Mai 2026
Les forces terrestres
à l’horizon 2045
Séminaire de réflexion prospective sur l’OTAN de haut niveau, les Vauban Sessions sont une initiative conjointe du Corps de réaction rapide – France (CRR-FR) et de la société Forward Global. Elles réunissent depuis 2019 de hauts responsables des forces armées de l’Alliance nord-atlantique afin d’échanger sur les perspectives des forces armées.
La 8ème édition des Vauban Sessions se tiendra à Lille en mai 2026.
Dans un contexte stratégique euro-atlantique marqué par le retour des conflits de haute intensité, la fragmentation du système politico-diplomatique international et l’essor des technologies de rupture, il est crucial de réfléchir dès maintenant aux évolutions nécessaires des forces terrestres à l’horizon 2045.
Lors des sessions plénières et des ateliers parallèles, les participants exploreront les évolutions doctrinales, capacitaires, humaines et budgétaires qui façonneront les armées de terre de demain.
L’objectif sera de dégager des axes de transformation réalistes et cohérents pour garantir, sur le long terme, l’efficacité, la résilience et l’interopérabilité des forces terrestres dans un environnement multi-domaines de plus en plus contesté.
PREMIER JOUR
par le Général de Corps d’Armée Benoît Desmeulles, Commandant du Corps de Réaction Rapide France (CRR-Fr)
En 2045, les forces terrestres de l’OTAN seront confrontées à un environnement géostratégique profondément transformé, marqué par la compétition entre grandes puissances, l’évolution des menaces hybrides, et l’impact croissant des technologies de rupture.
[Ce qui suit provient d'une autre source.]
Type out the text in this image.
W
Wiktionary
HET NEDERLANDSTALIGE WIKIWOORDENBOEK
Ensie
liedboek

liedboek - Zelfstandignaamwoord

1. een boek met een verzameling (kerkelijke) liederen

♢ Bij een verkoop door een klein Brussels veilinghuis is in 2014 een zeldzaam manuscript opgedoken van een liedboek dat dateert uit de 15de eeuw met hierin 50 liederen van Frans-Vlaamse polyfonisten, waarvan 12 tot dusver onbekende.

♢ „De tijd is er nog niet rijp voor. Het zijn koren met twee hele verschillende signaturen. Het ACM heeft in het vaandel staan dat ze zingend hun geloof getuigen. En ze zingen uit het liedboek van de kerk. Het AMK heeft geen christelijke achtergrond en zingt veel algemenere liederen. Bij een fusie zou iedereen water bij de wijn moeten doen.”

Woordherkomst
Comment anticiper au mieux ces transformations de l’environnement stratégique à long terme ? Quels seront les nouveaux théâtres d’opérations auxquels se préparer ou sur lesquels agir et quels en seront les enjeux ? Cette première session explorera les grandes lignes de la prospective géopolitique et militaire à l’horizon 2045 et ses conséquences sur le rôle et la configuration des forces terrestres de l’OTAN.
La montée en puissance du combat multi-domaines – intégrant espace, cyber, informationnel et robotique – appelle une redéfinition des moyens des forces terrestres. Comment celles-ci peuvent-elles conserver leur pertinence stratégique dans une posture de dissuasion renforcée ? Quelle articulation entre masse, agilité et interopérabilité ? Enfin, dans un contexte budgétaire contraint et dominé par la technologie, comment garantir l’efficacité opérationnelle des armées de terre ? Quel arbitrage entre innovation technologique, préparation du combattant et résilience des forces ? Autant de questions qui alimenteront le débat sur l’avenir de la puissance terrestre au sein de l’Alliance.
- Atelier 1 - Nouvelles dynamiques du combat aéroterrestre
Cette session s’appuiera largement sur les enseignements du conflit en Ukraine et des autres conflits actuels pour questionner l’évolution des modes d’action. La généralisation des drones, la perte de la maîtrise de l’espace aérien à très basse altitude, la multiplication des capteurs, la coordination étroite entre feux et manœuvre, ainsi que la mise en œuvre d’un commandement distribué ont profondément bouleversé le champ de bataille. Quels enseignements concrets tirer de ces évolutions tactiques et technologiques ? Comment adapter les pratiques et doctrines à cette réalité opérationnelle ? L’intégration des effets multi-domaines devient une nécessité, mais jusqu’où faut-il aller dans cette intégration pour préserver la réactivité et la cohérence du combat aéroterrestre ?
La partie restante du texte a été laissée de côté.